Elle arrive à heure fixe, la plume fraîche et l'oeil arrondi par la trouille. Elle doit avoir une montre, je ne sais pas, elle ne loupe jamais son rendez-vous avec le seau. Elle se pose d'abord sur une branche du catalpa. Elle attend une minute vingt huit. 
Puis elle fond en piqué vers le sol, j'ai toujours peur qu'elle se fracasse le ciboulot sur les pierres du chemin japonais. Mais non. Elle vise l'herbe avec une précision de pilote de chasse. 
Là, elle se dirige vers la source vitale.  L'air vaguement inquiet du type qui a piqué un truc au supermarché et qui doit traverser le parking. 
Quand elle marche, elle a une légère claudication. Je la reconnais, il lui manque un doigt à une patte, vestige sans doute d'une bataille avec un corbeau pour un ver de terre. Ça lui prend des plombes, cette traversée du désert. 
Enfin, elle arrive. Elle grimpe en souplesse sur le bord du seau avec un Rrrrou ! Rrrrou ! qui, en langage tourterellien signifie « La terre est basse » ou « on est peu d'chose » enfin un truc de conversation de comptoir au café des trois colombes.
Et alors là, après avoir bravé tous ces dangers, on pourrait penser qu'elle va rentabiliser son déplacement, prendre son temps et s'en mettre plein le placard. 
Eh bien pas du tout. C'est mal la connaître. 
Elle boit du bout du bec une becquée d'eau, deux les jours de grande canicule. Un tout petit millilitre. Et elle n'a même pas l'idée de thésauriser. De prendre une gourde, ou un jerrican. Non. Elle boit juste sa goutte.
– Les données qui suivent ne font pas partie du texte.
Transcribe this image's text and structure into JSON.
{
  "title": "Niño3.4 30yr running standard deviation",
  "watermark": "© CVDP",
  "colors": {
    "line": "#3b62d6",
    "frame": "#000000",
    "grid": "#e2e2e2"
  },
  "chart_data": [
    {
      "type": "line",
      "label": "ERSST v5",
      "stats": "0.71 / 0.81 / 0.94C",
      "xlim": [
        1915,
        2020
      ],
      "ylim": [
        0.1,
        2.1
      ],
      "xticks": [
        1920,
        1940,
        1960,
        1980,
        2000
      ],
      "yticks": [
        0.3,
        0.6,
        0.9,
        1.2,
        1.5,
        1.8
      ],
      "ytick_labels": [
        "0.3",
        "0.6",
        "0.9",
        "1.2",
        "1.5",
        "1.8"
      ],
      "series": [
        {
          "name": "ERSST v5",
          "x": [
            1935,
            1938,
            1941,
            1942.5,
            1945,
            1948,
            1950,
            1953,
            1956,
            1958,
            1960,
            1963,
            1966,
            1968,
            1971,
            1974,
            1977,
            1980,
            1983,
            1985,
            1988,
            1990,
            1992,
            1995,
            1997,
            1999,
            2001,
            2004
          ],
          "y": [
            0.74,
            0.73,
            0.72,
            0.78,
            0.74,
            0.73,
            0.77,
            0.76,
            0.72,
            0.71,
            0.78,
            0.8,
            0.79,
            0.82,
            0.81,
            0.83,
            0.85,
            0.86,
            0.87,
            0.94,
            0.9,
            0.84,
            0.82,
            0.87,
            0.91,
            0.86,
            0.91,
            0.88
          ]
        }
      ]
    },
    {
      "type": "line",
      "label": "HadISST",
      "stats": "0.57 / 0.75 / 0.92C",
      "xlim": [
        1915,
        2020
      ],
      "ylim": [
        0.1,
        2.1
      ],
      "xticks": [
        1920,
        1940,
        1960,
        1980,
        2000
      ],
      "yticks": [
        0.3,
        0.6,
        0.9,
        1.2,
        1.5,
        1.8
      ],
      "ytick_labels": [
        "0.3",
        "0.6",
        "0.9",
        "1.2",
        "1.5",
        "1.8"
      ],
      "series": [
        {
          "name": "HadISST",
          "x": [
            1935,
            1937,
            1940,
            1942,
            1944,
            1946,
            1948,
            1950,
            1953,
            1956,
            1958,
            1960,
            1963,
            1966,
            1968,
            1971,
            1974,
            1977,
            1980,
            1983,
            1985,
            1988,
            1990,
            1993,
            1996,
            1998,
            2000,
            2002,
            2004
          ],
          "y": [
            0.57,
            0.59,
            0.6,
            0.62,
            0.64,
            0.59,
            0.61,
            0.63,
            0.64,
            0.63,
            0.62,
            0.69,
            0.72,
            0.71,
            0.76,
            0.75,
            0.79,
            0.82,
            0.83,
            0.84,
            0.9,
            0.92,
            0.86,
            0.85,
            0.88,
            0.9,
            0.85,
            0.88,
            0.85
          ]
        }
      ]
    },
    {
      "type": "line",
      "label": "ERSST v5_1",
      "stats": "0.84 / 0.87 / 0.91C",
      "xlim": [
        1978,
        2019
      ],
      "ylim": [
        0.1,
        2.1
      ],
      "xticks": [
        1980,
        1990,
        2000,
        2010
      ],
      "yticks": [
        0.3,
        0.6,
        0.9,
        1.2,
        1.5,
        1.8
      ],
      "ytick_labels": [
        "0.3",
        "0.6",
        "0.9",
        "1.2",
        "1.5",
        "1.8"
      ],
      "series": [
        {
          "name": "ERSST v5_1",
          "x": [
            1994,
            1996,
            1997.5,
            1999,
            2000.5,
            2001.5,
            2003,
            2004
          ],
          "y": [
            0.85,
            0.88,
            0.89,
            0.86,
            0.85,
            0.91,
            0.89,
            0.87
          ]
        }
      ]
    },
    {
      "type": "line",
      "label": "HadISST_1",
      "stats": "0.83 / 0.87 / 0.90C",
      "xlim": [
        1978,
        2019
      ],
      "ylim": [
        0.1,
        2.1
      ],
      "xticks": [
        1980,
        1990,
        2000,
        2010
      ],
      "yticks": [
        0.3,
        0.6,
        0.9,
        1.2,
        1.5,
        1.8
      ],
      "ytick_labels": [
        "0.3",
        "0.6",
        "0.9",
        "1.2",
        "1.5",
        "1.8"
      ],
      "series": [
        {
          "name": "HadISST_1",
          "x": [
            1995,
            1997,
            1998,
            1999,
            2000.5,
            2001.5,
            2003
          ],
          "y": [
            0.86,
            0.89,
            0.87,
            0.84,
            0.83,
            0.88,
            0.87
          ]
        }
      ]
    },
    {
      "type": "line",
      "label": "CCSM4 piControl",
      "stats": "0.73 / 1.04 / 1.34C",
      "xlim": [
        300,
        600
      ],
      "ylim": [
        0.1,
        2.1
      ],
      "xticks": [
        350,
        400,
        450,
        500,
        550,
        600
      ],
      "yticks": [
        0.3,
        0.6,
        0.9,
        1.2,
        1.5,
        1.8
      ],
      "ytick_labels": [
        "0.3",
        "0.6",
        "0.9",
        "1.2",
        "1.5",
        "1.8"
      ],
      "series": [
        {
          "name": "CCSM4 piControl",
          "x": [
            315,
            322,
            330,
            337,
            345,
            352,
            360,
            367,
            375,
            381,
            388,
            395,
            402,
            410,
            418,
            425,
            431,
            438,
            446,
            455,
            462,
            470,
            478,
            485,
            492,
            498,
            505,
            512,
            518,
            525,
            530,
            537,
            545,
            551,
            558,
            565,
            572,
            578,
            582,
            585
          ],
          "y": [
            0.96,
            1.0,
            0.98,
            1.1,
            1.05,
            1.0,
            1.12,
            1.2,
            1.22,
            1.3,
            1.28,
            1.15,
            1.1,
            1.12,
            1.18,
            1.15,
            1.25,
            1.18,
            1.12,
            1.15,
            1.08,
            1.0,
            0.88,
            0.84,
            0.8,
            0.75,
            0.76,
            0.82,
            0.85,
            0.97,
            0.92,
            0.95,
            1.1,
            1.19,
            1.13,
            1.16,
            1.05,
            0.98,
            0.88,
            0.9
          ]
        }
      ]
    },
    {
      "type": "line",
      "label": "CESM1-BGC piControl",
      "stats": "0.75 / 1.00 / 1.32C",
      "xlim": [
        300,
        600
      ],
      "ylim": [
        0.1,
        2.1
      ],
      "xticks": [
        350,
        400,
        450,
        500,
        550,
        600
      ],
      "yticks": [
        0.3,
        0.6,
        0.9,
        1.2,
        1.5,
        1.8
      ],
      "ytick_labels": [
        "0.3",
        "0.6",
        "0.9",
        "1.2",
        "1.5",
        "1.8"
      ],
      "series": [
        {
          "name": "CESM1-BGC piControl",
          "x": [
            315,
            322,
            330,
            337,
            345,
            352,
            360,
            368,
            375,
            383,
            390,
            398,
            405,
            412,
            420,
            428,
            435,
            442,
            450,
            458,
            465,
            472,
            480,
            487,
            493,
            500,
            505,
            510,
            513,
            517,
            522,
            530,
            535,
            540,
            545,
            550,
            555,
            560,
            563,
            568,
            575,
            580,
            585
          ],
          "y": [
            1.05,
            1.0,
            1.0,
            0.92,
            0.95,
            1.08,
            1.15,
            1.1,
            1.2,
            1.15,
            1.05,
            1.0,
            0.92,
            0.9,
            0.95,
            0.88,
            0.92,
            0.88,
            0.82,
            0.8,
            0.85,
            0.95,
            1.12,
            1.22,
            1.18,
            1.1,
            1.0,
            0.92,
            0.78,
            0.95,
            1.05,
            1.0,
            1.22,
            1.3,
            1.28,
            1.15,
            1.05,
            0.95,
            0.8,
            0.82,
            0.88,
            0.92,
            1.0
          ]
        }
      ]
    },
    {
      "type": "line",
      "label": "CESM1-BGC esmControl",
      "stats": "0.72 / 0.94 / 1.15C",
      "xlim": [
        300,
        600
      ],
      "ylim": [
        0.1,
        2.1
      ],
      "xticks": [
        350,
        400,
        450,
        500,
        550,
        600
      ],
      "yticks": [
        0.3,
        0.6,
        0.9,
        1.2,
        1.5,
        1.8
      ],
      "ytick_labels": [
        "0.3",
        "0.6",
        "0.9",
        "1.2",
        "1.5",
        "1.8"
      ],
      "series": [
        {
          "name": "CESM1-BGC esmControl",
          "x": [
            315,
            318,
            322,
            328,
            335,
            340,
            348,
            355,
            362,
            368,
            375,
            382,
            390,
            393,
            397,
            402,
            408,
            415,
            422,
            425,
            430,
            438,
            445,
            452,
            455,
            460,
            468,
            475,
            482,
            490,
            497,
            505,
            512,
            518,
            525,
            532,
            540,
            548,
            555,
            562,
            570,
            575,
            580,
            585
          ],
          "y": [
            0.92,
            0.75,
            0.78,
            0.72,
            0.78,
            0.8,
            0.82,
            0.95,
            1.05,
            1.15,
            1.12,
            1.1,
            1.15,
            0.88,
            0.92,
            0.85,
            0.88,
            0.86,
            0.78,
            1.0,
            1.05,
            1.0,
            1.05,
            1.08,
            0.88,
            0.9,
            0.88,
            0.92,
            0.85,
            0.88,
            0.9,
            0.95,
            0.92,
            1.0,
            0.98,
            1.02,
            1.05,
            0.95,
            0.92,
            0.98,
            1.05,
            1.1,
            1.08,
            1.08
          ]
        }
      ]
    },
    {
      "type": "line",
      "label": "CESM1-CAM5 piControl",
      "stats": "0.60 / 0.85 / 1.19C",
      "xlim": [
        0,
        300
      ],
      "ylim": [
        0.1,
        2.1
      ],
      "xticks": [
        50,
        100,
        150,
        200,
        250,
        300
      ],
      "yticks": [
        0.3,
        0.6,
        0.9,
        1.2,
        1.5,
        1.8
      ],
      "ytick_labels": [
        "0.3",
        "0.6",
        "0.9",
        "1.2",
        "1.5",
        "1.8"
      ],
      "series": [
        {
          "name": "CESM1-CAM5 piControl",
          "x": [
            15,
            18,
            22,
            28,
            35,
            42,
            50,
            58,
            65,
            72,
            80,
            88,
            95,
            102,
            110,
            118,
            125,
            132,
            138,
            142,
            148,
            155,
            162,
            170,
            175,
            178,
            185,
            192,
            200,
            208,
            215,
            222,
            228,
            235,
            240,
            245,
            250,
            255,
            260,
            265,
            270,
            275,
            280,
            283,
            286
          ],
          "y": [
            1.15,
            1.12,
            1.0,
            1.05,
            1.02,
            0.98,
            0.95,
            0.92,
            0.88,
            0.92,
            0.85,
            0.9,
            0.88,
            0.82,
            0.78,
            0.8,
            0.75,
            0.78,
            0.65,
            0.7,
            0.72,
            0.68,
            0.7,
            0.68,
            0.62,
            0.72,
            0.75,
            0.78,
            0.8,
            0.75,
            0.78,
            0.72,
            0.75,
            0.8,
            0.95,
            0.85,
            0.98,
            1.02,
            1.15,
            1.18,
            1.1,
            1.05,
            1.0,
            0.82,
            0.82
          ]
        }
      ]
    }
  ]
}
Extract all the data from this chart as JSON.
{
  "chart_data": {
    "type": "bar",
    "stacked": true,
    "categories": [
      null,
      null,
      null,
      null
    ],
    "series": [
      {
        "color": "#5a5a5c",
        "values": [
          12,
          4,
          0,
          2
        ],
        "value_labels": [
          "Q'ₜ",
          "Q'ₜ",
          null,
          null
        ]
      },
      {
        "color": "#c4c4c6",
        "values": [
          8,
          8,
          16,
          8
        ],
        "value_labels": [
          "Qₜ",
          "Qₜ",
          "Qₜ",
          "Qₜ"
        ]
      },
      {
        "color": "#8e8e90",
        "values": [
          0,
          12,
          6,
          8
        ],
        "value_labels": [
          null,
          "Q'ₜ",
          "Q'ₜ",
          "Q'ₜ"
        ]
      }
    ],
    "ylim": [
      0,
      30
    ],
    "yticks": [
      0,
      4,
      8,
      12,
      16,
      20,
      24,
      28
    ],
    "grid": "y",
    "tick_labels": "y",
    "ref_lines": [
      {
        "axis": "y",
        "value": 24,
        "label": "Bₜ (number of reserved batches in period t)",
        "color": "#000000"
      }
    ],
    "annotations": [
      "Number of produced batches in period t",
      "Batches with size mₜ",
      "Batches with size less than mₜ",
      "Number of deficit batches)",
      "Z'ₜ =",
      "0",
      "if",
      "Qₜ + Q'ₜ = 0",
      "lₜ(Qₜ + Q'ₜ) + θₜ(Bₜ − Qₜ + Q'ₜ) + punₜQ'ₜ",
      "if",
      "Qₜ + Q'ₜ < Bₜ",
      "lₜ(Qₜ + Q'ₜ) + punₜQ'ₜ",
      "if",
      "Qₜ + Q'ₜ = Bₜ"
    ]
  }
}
Elle se trempotte le duvet, un demi-quart de seconde, et puis comme piquée par un frelon,  elle repart en flèche se percher au sommet du toit. 
Comme l'oiseau sur la branche.
Il y a quelque chose qui me fascine dans ce manège. Peut-être le fait qu'elle m'inspire (outre ce petit billet) un grand respect pour sa sagesse insouciante.